MESLEĞİMİ BUGÜNE KADAR HEP SEVEREK YAPTIM!

 Yaptığımız keyifli söyleşide, mesleğini bugüne kadar severek, canla başla yaptığını  ifade eden Yörükçü,Mesleğimden hiç pişmanlık duymadım. Eksi 27 derecede tren kazasında alçıdaki ayak parmaklarımın donmasıdan,  arazide kaybolmamdan, günlerce aç, susuz,  uykusuz kalmamdan, dağda, arazide ateş başında ısınmaya çalışarak görev yapmamdan  asla hiç pişmanlık  duymadım

GENÇ MESLEKTAŞLARIMA ÖNERİLERİM!

Gazetecilik mesleğine yeni başlayacak ve hala yürüten   genç arkadaşlarına  Saadet Yörükçü bazı  tavsiyelerde  bulundu. “hiç bir zaman mesleklerinin, karakterleri ve kişiliklerinin önüne geçmesine izin vermemelerini öneririm.  Yaptığım mesleğin maddi karşılığı olduğunu düşünmüyorum.

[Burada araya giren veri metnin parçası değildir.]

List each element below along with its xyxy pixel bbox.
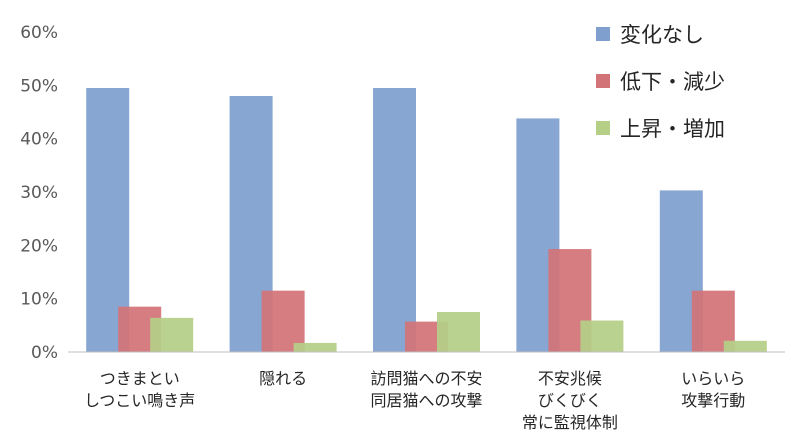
x-category-label: 隠れる <box>259 369 307 388</box>
legend-label: 低下・減少 <box>620 70 725 94</box>
bar-4-2 <box>723 340 767 352</box>
legend-label: 上昇・増加 <box>620 117 725 141</box>
y-tick-label: 40% <box>20 130 58 150</box>
y-axis: 0% 10% 20% 30% 40% 50% 60% <box>20 23 58 363</box>
y-tick-label: 0% <box>31 343 58 363</box>
y-tick-label: 10% <box>20 290 58 310</box>
x-category-label: しつこい鳴き声 <box>84 391 195 410</box>
legend-swatch <box>596 27 610 41</box>
x-category-label: 不安兆候 <box>538 369 602 388</box>
x-category-label: 訪問猫への不安 <box>370 369 482 388</box>
x-category-label: 常に監視体制 <box>522 413 618 432</box>
x-category-label: つきまとい <box>100 369 180 388</box>
x-category-label: 同居猫への攻撃 <box>370 391 482 410</box>
bar-1-1 <box>261 290 305 352</box>
x-category-label: いらいら <box>681 369 745 388</box>
y-tick-label: 30% <box>20 183 58 203</box>
bar-2-2 <box>437 312 480 352</box>
bars <box>86 88 767 353</box>
x-category-label: びくびく <box>538 391 602 410</box>
legend-swatch <box>596 121 610 135</box>
legend-swatch <box>596 74 610 88</box>
bar-0-2 <box>150 317 194 352</box>
legend-label: 変化なし <box>620 23 704 47</box>
bar-3-2 <box>580 320 624 352</box>
x-category-label: 攻撃行動 <box>681 391 745 410</box>
y-tick-label: 60% <box>20 23 58 43</box>
bar-1-2 <box>293 342 337 352</box>
y-tick-label: 20% <box>20 236 58 256</box>
bar-2-0 <box>373 88 416 352</box>
y-tick-label: 50% <box>20 76 58 96</box>
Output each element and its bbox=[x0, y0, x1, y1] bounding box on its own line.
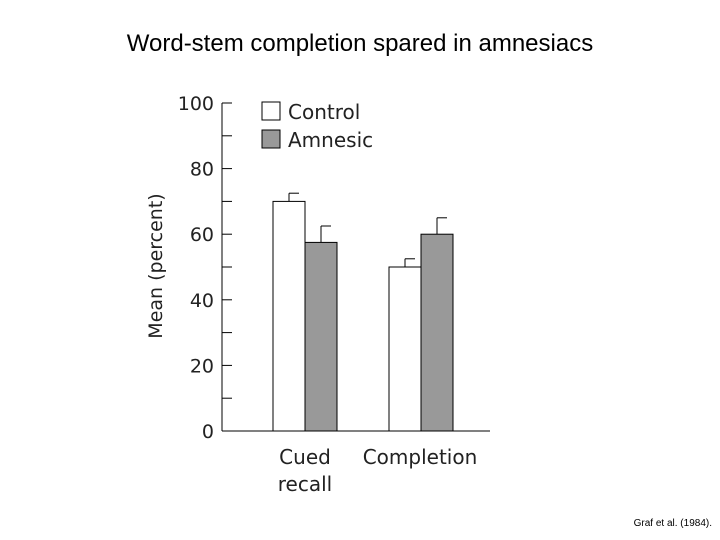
bar-control-1 bbox=[388, 266, 422, 432]
legend-label-amnesic: Amnesic bbox=[288, 128, 373, 152]
y-axis-title: Mean (percent) bbox=[145, 193, 167, 338]
citation: Graf et al. (1984). bbox=[633, 518, 712, 529]
y-tick-label: 20 bbox=[190, 355, 214, 377]
y-tick-label: 100 bbox=[178, 93, 214, 115]
slide-title: Word-stem completion spared in amnesiacs bbox=[126, 30, 594, 57]
y-tick-label: 0 bbox=[202, 421, 214, 443]
legend-swatch-control bbox=[261, 101, 281, 121]
bar-amnesic-0 bbox=[304, 241, 338, 432]
legend-label-control: Control bbox=[288, 100, 360, 124]
y-tick-label: 80 bbox=[190, 159, 214, 181]
y-tick-label: 60 bbox=[190, 224, 214, 246]
legend-swatch-amnesic bbox=[261, 129, 281, 149]
category-label: Cued bbox=[279, 445, 331, 469]
bar-amnesic-1 bbox=[420, 233, 454, 432]
y-tick-label: 40 bbox=[190, 290, 214, 312]
bar-control-0 bbox=[272, 200, 306, 432]
category-label: recall bbox=[278, 472, 332, 496]
category-label: Completion bbox=[363, 445, 478, 469]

İNSANİ SEVMEYEN BU MESLEĞİ YAPAMAZ!

İnsanı  sevmeyenin bu mesleği yapmaması gerektiği fikrindeyim. Yaptığı haberler ile bir insanın hayatını olumsuz ve olumlu değiştirebilecek bir mesleğe sahibiz. Önemli olan bu meslekten ayrıldıktan sonra sokakta ki insanların sana yaklaşımı mesleğini layıkıyla yapıp yapmadığının göstergesidir. Ben Allah’a şükrediyorum ki mesleğimde yaptığım hiçbir haberden olumsuz bir dönüş almadım. İşte beni en çok mutlu ve huzurlu yapan da bu  durum.

Emeğiyle hayatta başarı elde eden, kimsenin sırtına basmadan, birilerinin emeğini sömürmeden, kimsenin himayesine gerek duymadan, başarılı olanları kutluyorum

Duygularını haberine yansıtamayan, empati yapma duygusu olmayan bir insanın,  bu mesleği yapmaması gerektiğini düşünüyorum!!!diyerek Yörükçü  son sözlerini bağladı.

ALİ AKDEMİR YORUM

Bende bu mesleğin  okulana   gitmeden, Almanya’da ilk yerel Türkçe gazeteyi ( Pazar Postası ) çıkaran Hüseyin Dörtyol’un teşvik ve yardımlarıyla yazı yazmağa başladım. Asli mesleğim olmamasına rağmen, yaklaşık 25 yıldır’da haber ve köşe yazılarımla medya sektöründe  varlığımı sürdürmeye  çalışıyorum.

 Bazıları için,  gazeteci olmak,   herhangi bir diplomaya ihtiyaç duymadan,  her istediğin konuda ahkam kesebilmektir. Hakimden daha hakim, doktardan daha doktor, futbolcudan daha topçu, kraldan daha kralcı olmaktır.

Ama bazı gazeteciler için ise,  gazetecilik onurlu ve saygın bir meslektir.  Ülkemizde uçuk paralar kazanan bir kaç köşe yazarını dışarıda tutarsak,  muhabir  gazeteciler  sosyal hiç bir güvencesi olmayan, bir ayağı çukurda olan meslek grubu mensubudur.  Öyleki mesleğe yeni başlıyan  gazetecilerin, 1- 2 yıl bile kadro bekleyip, maaşsız çalıştırıldığı duyumlarını  alıyoruz.

Emeğe değerin azaldığı son yıllarda, emeğe saygı duyan ve değer veren, mesleğini insan olarak kalarak sürdüren,  Saadet Yörükçü gibi  insanların var olduğunu bilmek güzel bir duygu.

Kimseye eğilmeden,  bükülmeden, kalemini satmadan, genç yaşlardan itibaren sürdürdüğü gazetecilik mesleğinde  elde ettiği başarısıyla.  büyük bir saygınlık kazanan Saadet Yörükçüyü kutluyorum ve başarılarının devamını diliyorum.